Nitpicking this section could go on for quite some time, and I do not want my bias against an appendix to detract from the overall work. If nothing else, this book should stimulate discussion from philosophers to classicists from one end of the spectrum to the other. A sourcebook of this detail will provide the specialist and novice with excellent resources, and I challenge anyone not to learn something.

As I said, this is an important book.


1. Though, I must confess, I am not entirely clear on what N. means by “absent” — unless she intends perhaps the “unnamed” or “assumed.” She has, for example, entries for Connus (Socrates’ music teacher mentioned in both the Euthydemus and Menexenus) as well as Damon, Miccus, and Anaxagoras among others who certainly are not “present” at the Platonic conversation unfolding.

2. Some might question the implication here that, in the strict/technical sense, Plato wrote within the genre of Socratic Logoi.
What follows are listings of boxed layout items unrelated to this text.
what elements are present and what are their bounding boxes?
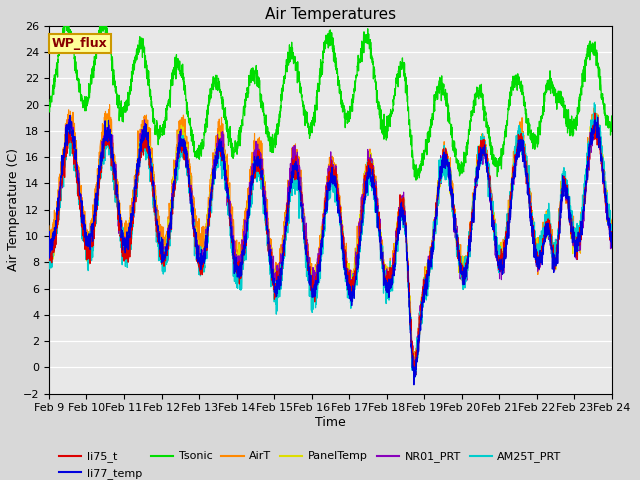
Tsonic <box>537 114 545 120</box>
Tsonic <box>101 14 109 20</box>
NR01_PRT <box>608 238 616 243</box>
AirT <box>608 216 616 222</box>
NR01_PRT <box>537 247 545 252</box>
li77_temp <box>67 112 74 118</box>
li77_temp <box>598 152 605 158</box>
PanelTemp <box>45 253 52 259</box>
li77_temp <box>261 205 269 211</box>
PanelTemp <box>536 254 544 260</box>
AM25T_PRT <box>598 134 605 140</box>
PanelTemp <box>598 159 605 165</box>
li75_t <box>285 192 293 198</box>
Tsonic <box>598 96 605 101</box>
AirT <box>261 184 269 190</box>
li75_t <box>45 252 52 257</box>
Y-axis label: Air Temperature (C): Air Temperature (C) <box>7 148 20 271</box>
li75_t <box>598 151 605 156</box>
PanelTemp <box>285 192 293 197</box>
Tsonic <box>608 113 616 119</box>
Legend: li75_t, li77_temp, Tsonic, AirT, PanelTemp, NR01_PRT, AM25T_PRT: li75_t, li77_temp, Tsonic, AirT, PanelTe… <box>54 447 566 480</box>
X-axis label: Time: Time <box>315 416 346 429</box>
Line: Tsonic: Tsonic <box>49 17 612 180</box>
li75_t <box>261 206 269 212</box>
AirT <box>109 162 117 168</box>
NR01_PRT <box>45 254 52 260</box>
PanelTemp <box>591 106 599 112</box>
NR01_PRT <box>143 136 150 142</box>
PanelTemp <box>143 122 150 128</box>
Line: AM25T_PRT: AM25T_PRT <box>49 103 612 380</box>
AM25T_PRT <box>608 223 616 229</box>
AM25T_PRT <box>591 100 598 106</box>
AirT <box>537 247 545 252</box>
NR01_PRT <box>285 184 293 190</box>
AM25T_PRT <box>410 377 418 383</box>
AirT <box>45 223 52 229</box>
AM25T_PRT <box>143 142 150 148</box>
li77_temp <box>45 232 52 238</box>
Title: Air Temperatures: Air Temperatures <box>265 7 396 22</box>
Tsonic <box>285 42 293 48</box>
Line: PanelTemp: PanelTemp <box>49 109 612 375</box>
Tsonic <box>143 62 150 68</box>
PanelTemp <box>109 167 117 173</box>
li75_t <box>410 370 417 375</box>
li75_t <box>143 135 150 141</box>
AM25T_PRT <box>285 205 293 211</box>
NR01_PRT <box>410 373 418 379</box>
PanelTemp <box>608 231 616 237</box>
Text: WP_flux: WP_flux <box>52 37 108 50</box>
AirT <box>413 372 420 377</box>
NR01_PRT <box>261 188 269 194</box>
li77_temp <box>143 137 150 143</box>
AM25T_PRT <box>536 253 544 259</box>
li77_temp <box>109 167 117 172</box>
AirT <box>598 151 605 157</box>
li77_temp <box>608 230 616 236</box>
NR01_PRT <box>598 160 605 166</box>
NR01_PRT <box>109 161 117 167</box>
li75_t <box>109 172 117 178</box>
Tsonic <box>261 121 269 127</box>
Tsonic <box>412 177 420 183</box>
Line: li77_temp: li77_temp <box>49 115 612 385</box>
AM25T_PRT <box>261 217 269 223</box>
AM25T_PRT <box>109 171 117 177</box>
li77_temp <box>537 252 545 258</box>
Line: li75_t: li75_t <box>49 113 612 372</box>
Line: AirT: AirT <box>49 105 612 374</box>
li77_temp <box>410 382 418 388</box>
AirT <box>285 192 293 198</box>
AirT <box>106 102 113 108</box>
PanelTemp <box>261 208 269 214</box>
li75_t <box>608 235 616 241</box>
li75_t <box>591 110 599 116</box>
AM25T_PRT <box>45 250 52 256</box>
AirT <box>143 130 150 136</box>
Line: NR01_PRT: NR01_PRT <box>49 116 612 376</box>
Tsonic <box>45 97 52 103</box>
li77_temp <box>285 195 293 201</box>
Tsonic <box>109 67 117 73</box>
li75_t <box>536 255 544 261</box>
PanelTemp <box>411 372 419 378</box>
NR01_PRT <box>66 113 74 119</box>
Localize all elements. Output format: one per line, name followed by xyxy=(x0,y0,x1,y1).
Others will object that the author simply assigns the Greaters Hippias and Alcibiades, Rivals, Theages, Clitophon, and even the Lessers Hippias and Alcibiades and Hipparchus as spurious without explanation.

3. Similarly: 455 for 355 (p. 45) and 495 for 395 (p. 21).

4. LGNP2 1; PA/APF 13429; And. 1.47, 4.20; Dem. 21.147; Plut. Vit. Alc. 20; Pl. Chrm. 153a. See also: HCT 4 277-281 viz. 280-1 section 2; D.M. MacDowell, Andokides: On the Mysteries (Oxford 1962).

5. I have encountered one such gloss. S. White, “Thrasymachus the Diplomat,” CPh 90 (1995), 317ff. White erroneously identifies the pancratist with the political leader of the same name (Xen. Hell. 6.1, 4). The pancratist died while foolishly attempting to stay a cave-in (Paus. 6.5.8-9; Diod. 9.14.2), whereas a certain Poulyphron assassinated the statesman Poulydamas (Xen. Hell. 6.4.32).

6. I must declare, however, a keen interest and bias on this particular subject, as it is a specific topic I have researched for over a decade.

7. H.B. Mattingly, “The Date of Plato’s Symposium,” Phronesis 3 (1958) 31ff.; J.S. Morrison, “Four Notes of the Symposium,” CQ n.s. 14 (1962) 45-6; K.J. Dover, “The Date of Plato’s Symposium,” Phronesis 10 (1965) 2 ff.

8. J.S. Morrison, “Meno of Pharsalus, Polycrates, and Ismenias,” CQ (1942) 57 ff. The issue had been Plato’s reference at 91e to τὰ Πολυκράτους χρήματα by Ismenias of Thebes.